Canada’s use of emergency powers also represents a decay of the third category of constitutional retrogression, the rule of law, defined as “the civil and political rights employed in the democratic process, and the availability of neutral electoral machinery, and the stability, predictability, and publicity of legal regime”. The use of emergency powers subverts the power a Democracy vests in their democratic processes because by design, emergency powers make possible the use of extralegal power which can be utilized without the need for popular support. Regarding the predictability of Trudeau’s legal regime, Trudeau fails by this measure as well; emergency powers had never been used in Canada’s history, even during the past two tumultuous years which have included such notable crises as the COVID-19 pandemic and the summer of Black Lives Matter protests in 2020. Therefore, only a decay in the quality of elections is missing from Canadian democracy to compliment the liberal rights suppression and compromised rule of law to warrant the label of “constitutional retrogression.”
It should be noted that Trudeau’s use of emergency powers does not represent coup or immediate sacking of Canadian democracy, rather it represents unfounded use of extralegal power by the executive confounded by the reality that the government’s desired responses to this emergency were able to be resolved on some level through the existing statutory or legal channels.
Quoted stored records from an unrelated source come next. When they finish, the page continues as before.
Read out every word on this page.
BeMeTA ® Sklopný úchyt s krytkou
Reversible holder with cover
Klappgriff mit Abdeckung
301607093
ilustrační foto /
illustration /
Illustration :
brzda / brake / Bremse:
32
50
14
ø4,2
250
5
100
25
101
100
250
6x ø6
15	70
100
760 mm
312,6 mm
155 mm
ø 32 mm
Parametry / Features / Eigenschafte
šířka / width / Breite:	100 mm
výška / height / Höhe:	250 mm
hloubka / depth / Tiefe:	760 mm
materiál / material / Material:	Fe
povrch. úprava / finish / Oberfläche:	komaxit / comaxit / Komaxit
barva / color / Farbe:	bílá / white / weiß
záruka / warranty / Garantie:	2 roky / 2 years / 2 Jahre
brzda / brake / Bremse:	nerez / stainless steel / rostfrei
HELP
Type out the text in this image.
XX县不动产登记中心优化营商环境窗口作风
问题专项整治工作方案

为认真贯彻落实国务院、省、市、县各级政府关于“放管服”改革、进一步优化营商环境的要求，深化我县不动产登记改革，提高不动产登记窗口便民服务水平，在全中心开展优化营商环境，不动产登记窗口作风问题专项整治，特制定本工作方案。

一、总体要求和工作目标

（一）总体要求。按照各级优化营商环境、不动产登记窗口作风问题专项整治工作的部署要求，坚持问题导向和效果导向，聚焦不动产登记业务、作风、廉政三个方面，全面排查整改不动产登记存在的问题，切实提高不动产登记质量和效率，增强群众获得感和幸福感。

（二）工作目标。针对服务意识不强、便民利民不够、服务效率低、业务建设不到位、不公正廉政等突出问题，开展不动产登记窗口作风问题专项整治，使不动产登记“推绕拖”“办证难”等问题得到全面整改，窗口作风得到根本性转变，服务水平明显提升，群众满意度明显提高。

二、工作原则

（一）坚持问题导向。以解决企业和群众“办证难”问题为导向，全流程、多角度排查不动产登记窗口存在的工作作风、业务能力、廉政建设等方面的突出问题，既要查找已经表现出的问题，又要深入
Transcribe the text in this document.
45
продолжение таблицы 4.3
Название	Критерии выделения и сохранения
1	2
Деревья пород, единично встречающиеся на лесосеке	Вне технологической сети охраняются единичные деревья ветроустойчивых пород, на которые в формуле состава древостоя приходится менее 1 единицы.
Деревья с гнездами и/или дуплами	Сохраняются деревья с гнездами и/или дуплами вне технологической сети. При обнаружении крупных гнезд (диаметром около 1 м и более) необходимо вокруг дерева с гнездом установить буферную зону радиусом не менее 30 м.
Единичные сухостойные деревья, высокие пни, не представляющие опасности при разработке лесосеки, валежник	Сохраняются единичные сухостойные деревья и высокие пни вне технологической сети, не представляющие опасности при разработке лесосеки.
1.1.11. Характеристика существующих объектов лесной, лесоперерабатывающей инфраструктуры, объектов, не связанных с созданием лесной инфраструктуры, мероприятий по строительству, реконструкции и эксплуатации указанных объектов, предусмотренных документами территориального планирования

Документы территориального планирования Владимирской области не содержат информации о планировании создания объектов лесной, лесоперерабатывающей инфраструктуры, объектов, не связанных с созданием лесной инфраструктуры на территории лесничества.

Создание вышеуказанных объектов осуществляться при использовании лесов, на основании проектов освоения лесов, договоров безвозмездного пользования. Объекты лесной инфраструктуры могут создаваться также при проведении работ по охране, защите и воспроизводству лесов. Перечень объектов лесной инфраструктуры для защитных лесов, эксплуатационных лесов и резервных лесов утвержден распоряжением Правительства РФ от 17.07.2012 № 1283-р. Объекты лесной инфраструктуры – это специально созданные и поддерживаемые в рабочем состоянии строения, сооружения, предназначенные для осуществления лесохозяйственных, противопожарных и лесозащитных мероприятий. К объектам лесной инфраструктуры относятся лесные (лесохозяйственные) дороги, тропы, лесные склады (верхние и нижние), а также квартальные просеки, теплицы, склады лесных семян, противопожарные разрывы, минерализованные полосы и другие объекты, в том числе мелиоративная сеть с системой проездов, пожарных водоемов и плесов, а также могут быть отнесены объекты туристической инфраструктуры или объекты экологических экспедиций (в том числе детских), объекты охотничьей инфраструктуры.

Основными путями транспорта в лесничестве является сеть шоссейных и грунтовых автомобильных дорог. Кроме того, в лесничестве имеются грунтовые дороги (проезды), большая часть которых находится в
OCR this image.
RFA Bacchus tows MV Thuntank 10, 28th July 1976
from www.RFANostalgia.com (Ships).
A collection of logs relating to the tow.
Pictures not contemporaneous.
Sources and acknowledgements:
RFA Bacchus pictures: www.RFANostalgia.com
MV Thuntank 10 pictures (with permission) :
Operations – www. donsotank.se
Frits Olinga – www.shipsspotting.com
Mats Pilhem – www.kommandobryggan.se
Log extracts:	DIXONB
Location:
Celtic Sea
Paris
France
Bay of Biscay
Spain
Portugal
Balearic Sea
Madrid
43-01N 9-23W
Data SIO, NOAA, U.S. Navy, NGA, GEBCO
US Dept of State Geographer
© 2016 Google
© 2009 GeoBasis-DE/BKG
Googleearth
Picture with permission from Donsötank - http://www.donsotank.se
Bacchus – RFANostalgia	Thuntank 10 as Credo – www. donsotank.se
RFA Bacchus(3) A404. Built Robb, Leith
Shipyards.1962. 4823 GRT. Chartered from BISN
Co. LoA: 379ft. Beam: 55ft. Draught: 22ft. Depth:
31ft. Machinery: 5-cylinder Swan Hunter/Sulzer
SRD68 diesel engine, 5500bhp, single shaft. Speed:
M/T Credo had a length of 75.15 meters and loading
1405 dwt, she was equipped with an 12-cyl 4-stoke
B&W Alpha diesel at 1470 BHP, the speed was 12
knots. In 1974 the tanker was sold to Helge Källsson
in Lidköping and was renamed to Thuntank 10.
For onlookers concerned about the future of Canadian democracy given the executive’s anomalous conduct over the first two months of 2022, this steady creeping towards constitutional retrogression is worth monitoring, particularly with respect to the competition of future elections. Since Trudeau will not likely venture this close to executive overreach anytime soon, especially since the newly formed “Emergency’s Act Parliamentary Review Committee” began meeting last Monday, the locus of concern should be on maintaining free and fair elections for the future in Canada. Any situation involving an unpredictable use of emergency powers deserves to be further monitored for constitutional retrogression, and this situation is no different.